Tidak heran bila perilaku konsumtif menjadi fenomena yang memengaruhi gaya hidup masyarakat hari ini. Perilaku konsumtif adalah kebiasaan membelanjakan uang tanpa melewati pertimbangan matang.
Perilaku konsumtif dapat muncul baik karena faktor internal maupun eksternal. Namun, sebelum membahas faktor perilaku konsumtif, ada baiknya kita cermati definisinya terlebih dahulu.
Apa itu konsumtif?
Jika menilik Kamus Besar Bahasa Indonesia (KBBI), konsumtif adalah bersifat konsumsi, yaitu hanya memakai serta tidak menghasilkan sendiri.
Akan tetapi, untuk memahami perilaku konsumtif, kita perlu melihat perilaku ini dalam kaitannya dengan konsumerisme dan psikologi. Berikut ini pernyataan para ahli tentang apa itu konsumtif?

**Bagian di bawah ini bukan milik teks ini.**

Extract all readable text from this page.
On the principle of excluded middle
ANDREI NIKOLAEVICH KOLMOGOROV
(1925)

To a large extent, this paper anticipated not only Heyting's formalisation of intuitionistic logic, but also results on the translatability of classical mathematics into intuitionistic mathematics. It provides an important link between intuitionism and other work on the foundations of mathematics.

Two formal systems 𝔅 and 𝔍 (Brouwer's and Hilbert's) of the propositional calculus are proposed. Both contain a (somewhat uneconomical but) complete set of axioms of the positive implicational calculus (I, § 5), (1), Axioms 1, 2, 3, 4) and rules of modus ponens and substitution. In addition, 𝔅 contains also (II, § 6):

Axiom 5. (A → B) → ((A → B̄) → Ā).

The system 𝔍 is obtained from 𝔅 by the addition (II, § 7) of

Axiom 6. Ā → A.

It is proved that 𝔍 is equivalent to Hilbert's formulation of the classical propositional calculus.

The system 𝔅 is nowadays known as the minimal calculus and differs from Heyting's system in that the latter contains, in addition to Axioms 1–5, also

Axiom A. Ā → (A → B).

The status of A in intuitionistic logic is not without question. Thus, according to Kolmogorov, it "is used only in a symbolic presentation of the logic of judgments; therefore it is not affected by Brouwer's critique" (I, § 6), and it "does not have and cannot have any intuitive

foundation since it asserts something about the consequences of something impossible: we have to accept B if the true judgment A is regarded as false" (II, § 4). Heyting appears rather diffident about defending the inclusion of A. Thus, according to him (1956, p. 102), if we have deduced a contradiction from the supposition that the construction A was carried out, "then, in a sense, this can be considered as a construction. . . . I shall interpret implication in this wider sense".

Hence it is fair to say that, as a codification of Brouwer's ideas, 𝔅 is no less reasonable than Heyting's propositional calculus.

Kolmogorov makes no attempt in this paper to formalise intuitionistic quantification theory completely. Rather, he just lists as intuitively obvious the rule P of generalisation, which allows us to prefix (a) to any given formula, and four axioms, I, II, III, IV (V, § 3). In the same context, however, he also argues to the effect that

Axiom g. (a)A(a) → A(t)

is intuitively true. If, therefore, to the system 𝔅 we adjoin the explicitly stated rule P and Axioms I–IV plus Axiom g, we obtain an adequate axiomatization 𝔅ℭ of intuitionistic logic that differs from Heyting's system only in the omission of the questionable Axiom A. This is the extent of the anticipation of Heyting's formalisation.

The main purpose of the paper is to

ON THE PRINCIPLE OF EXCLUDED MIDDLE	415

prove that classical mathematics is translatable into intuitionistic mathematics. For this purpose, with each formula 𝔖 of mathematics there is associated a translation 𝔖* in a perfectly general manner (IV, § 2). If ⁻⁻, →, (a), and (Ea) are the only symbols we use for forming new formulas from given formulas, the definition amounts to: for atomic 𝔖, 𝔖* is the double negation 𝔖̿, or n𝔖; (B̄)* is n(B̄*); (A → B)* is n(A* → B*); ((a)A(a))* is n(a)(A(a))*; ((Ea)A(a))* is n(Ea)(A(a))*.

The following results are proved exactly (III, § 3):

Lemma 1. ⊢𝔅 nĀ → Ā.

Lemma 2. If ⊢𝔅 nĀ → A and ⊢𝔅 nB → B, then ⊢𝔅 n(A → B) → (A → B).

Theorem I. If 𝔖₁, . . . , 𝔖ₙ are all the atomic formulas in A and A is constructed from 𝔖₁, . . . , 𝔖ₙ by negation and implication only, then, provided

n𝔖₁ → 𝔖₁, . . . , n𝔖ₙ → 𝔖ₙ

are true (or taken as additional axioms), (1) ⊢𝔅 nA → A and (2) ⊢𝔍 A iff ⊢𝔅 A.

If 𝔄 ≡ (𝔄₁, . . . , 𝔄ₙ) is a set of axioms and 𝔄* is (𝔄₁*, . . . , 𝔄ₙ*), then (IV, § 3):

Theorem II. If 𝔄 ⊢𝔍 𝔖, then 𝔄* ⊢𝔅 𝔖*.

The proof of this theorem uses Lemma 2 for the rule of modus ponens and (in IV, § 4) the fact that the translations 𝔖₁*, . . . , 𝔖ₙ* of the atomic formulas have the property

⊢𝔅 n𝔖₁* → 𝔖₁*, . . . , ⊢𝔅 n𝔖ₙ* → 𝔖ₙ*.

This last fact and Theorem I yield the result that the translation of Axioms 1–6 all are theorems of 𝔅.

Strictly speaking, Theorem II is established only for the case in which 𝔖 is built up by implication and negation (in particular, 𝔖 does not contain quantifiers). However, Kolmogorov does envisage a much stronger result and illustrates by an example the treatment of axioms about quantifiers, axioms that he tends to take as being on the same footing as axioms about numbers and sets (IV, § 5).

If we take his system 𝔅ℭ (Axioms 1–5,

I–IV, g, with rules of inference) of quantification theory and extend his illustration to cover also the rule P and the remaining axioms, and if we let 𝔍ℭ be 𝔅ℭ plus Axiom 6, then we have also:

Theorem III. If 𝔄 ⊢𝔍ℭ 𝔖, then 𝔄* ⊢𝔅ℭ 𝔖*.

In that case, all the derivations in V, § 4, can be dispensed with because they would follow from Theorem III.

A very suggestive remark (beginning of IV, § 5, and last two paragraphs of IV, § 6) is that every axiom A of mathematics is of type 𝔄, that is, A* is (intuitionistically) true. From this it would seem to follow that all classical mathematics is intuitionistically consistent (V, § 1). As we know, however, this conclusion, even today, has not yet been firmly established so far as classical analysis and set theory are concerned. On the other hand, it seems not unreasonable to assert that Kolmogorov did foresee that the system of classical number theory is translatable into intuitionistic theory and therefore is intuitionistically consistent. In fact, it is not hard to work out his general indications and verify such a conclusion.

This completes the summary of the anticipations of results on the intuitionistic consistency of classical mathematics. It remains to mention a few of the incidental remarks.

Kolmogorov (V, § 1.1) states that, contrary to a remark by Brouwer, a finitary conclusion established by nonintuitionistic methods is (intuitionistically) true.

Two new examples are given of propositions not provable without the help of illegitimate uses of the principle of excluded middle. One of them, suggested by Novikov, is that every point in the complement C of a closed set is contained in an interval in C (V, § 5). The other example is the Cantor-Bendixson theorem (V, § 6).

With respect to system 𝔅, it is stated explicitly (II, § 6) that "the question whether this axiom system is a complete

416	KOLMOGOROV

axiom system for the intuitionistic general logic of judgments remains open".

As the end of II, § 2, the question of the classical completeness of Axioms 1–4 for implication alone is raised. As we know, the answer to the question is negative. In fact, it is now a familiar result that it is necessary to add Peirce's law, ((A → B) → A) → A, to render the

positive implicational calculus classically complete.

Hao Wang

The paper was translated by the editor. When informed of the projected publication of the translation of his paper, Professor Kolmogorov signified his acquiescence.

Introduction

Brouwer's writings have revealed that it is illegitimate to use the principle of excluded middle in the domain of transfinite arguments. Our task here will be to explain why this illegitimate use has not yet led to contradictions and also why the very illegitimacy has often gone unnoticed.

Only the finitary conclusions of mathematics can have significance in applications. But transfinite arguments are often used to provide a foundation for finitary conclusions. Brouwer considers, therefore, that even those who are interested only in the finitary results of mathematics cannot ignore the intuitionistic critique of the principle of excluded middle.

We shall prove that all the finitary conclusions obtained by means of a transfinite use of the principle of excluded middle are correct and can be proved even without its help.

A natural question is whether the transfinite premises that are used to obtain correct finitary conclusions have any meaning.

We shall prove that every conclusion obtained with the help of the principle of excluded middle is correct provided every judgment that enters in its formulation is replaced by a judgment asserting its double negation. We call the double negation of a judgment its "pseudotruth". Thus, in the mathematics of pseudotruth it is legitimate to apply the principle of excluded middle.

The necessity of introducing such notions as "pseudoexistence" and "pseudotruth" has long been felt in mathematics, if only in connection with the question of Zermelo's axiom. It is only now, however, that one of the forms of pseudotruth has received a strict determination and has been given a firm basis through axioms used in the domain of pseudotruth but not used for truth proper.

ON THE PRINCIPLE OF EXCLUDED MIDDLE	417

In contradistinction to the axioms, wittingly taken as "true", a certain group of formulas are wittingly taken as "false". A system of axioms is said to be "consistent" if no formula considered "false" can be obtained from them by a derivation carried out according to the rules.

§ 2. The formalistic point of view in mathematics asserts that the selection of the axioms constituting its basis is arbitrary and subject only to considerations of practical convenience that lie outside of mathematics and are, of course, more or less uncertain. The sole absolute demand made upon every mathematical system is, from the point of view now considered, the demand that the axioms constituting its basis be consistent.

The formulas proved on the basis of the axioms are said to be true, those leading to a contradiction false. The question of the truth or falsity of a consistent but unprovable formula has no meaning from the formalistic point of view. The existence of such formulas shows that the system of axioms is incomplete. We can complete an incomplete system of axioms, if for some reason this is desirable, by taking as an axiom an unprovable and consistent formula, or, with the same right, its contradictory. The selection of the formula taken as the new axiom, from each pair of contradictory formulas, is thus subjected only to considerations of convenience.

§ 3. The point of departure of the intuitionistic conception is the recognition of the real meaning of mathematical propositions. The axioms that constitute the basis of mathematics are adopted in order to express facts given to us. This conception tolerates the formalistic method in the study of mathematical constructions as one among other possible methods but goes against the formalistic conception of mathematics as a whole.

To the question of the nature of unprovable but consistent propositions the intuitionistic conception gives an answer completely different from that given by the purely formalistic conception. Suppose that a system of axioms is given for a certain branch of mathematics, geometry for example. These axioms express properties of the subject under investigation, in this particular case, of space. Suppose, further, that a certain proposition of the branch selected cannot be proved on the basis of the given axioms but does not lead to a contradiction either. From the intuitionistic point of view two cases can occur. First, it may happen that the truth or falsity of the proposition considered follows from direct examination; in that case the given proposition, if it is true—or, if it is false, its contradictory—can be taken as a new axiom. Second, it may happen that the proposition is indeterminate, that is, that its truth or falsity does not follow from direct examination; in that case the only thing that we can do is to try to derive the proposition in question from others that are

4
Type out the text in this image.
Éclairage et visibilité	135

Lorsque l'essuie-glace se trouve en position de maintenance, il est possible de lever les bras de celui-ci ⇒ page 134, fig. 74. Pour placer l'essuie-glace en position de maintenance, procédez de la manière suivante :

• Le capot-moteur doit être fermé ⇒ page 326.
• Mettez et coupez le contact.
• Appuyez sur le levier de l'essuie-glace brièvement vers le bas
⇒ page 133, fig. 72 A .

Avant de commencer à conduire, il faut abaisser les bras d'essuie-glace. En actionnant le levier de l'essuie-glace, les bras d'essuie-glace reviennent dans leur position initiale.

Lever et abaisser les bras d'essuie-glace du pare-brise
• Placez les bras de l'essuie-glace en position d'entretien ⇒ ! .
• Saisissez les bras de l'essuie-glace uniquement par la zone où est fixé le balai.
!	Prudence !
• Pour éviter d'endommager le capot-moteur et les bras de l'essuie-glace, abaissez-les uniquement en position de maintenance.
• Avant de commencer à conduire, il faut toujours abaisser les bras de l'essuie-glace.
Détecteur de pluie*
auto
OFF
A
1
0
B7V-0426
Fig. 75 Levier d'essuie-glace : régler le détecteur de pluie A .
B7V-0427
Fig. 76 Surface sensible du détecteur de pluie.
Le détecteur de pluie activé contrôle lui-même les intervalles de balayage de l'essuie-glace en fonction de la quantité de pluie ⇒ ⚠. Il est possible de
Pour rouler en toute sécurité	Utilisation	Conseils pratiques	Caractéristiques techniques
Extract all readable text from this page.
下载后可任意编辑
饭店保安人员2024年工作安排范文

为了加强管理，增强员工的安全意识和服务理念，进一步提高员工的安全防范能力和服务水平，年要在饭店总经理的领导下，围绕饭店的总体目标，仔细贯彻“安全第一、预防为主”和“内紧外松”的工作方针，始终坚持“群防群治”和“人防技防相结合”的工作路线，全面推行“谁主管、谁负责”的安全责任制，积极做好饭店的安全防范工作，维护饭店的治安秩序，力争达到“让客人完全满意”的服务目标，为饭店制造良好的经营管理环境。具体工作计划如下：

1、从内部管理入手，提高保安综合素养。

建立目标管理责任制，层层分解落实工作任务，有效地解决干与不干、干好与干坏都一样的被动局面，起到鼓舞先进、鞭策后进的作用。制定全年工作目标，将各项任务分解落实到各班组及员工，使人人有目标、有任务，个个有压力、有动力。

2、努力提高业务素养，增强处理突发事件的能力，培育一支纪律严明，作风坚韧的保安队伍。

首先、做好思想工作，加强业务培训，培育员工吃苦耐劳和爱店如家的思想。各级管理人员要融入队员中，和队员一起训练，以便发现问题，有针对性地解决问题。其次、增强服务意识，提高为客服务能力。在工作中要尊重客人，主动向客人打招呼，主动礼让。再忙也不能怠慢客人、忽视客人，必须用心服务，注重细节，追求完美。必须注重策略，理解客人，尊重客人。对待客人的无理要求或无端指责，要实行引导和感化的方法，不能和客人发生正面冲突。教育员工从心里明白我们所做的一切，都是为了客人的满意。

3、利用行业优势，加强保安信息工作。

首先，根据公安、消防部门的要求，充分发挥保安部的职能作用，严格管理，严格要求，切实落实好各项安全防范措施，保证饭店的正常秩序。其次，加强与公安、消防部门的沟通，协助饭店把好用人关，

Erich Fromm, seorang social psychologist asal Jerman dalam bukunya The Sane Society menyebutkan bahwa seseorang bisa disebut konsumtif bila mempunyai barang karena pertimbangan status.
Jadi, seseorang yang konsumtif cenderung membeli barang yang berupa keinginan, bukan kebutuhan. Jumlah barang yang dibeli pun umumnya berlebihan dan tidak wajah demi menunjukkan statusnya.
Sementara itu, dalam buku Nuansa Psikologi Pembangunan, Prof. Djamaludin Ancok menerangkan bahwa perilaku konsumtif adalah sikap individu yang tidak bisa menahan keinginan untuk membeli barang, tanpa melihat fungsi dari barang tersebut.
Baca juga: Mengetahui Tentang Kebutuhan Primer, Sekunder, dan Tersier
Indikator perilaku konsumtif
Seperti yang sudah diketahui, seseorang dengan perilaku konsumtif akan cenderung membeli dan menggunakan barang tidak berdasarkan pertimbangan yang rasional.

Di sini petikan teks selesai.